W związku z tym, że zarówno rodziny, jak i sami seniorzy, traktują wysłanie do placówki jako ostateczność – w najbliższych latach widoczny będzie wzrost sektora profesjonalnej opieki domowej. Jest to złoty środek, który zapewnia seniorowi zarówno komfort psychiczny, ponieważ nie musi opuszczać domu, jak i fizyczny, bo na miejscu jest dostępny ktoś, kto zawsze może mu pomóc.

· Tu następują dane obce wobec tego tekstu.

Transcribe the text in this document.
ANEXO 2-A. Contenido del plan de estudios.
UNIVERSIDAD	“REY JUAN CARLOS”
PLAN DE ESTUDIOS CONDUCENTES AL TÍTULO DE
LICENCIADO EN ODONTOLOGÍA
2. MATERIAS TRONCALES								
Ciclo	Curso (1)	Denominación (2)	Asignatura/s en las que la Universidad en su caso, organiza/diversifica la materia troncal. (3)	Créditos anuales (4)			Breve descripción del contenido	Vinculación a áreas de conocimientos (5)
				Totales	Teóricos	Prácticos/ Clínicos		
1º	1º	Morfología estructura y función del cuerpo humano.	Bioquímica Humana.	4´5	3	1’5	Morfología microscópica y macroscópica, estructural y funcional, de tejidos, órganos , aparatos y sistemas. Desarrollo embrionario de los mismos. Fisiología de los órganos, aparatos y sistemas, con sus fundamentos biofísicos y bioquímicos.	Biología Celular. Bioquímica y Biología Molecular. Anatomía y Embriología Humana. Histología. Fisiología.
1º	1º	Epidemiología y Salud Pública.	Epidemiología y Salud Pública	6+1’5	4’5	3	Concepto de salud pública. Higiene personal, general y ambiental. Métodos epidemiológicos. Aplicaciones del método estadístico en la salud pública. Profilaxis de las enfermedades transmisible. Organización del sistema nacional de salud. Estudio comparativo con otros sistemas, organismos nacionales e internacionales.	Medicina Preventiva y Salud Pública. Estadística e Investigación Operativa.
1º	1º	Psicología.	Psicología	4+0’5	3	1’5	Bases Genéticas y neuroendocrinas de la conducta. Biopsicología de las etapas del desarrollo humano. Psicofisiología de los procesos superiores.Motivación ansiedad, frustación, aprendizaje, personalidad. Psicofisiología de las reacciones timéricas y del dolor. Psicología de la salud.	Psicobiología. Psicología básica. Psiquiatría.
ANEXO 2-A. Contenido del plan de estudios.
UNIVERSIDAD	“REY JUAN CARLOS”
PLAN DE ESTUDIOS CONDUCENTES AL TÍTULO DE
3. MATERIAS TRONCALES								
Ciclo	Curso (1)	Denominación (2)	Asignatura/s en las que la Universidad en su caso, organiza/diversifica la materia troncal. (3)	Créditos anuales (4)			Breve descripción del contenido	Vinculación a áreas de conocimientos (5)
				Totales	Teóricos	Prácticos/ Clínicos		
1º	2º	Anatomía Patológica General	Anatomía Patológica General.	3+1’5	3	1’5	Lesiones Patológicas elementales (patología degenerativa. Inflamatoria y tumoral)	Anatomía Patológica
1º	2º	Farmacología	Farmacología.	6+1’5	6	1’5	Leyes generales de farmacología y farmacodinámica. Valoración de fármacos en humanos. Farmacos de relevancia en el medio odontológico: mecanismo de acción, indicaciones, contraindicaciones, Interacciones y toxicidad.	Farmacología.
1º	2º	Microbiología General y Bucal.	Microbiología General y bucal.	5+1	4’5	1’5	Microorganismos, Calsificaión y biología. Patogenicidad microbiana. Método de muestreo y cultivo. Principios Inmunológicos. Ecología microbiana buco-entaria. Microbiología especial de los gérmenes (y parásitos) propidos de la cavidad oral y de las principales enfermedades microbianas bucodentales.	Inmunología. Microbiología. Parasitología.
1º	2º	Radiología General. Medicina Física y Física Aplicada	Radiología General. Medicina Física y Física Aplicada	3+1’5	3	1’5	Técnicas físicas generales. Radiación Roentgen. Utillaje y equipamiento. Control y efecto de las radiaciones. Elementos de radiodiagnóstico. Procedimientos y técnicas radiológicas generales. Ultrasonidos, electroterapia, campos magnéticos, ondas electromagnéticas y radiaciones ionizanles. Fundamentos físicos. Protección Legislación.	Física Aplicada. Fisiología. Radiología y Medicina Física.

– Sektor profesjonalnej opieki domowej w najbliższych latach będzie rozwijał się bardzo prężnie i zapotrzebowanie na pracowników wzrośnie. Trafiamy tu na dobry grunt – w Polsce jest mnóstwo kobiet, które sprawdziłyby się w takim zawodzie – mają w sobie wiele empatii oraz doświadczeń życiowych, opiekowały się rodziną i są chętne do podejmowania nowych wyzwań – mówi Agnieszka Niedziela, Dyrektor Marketingu w Promedica24.
Mimo że profesjonalna opieka domowa jest stosunkowo nową usługą, niesie ona korzyści na wielu poziomach. Pomaga nie tylko seniorom, wymagającym opieki, ale i tym, którzy sami chcą pomóc innym, jako że być opiekunem może być osoba w każdym wieku.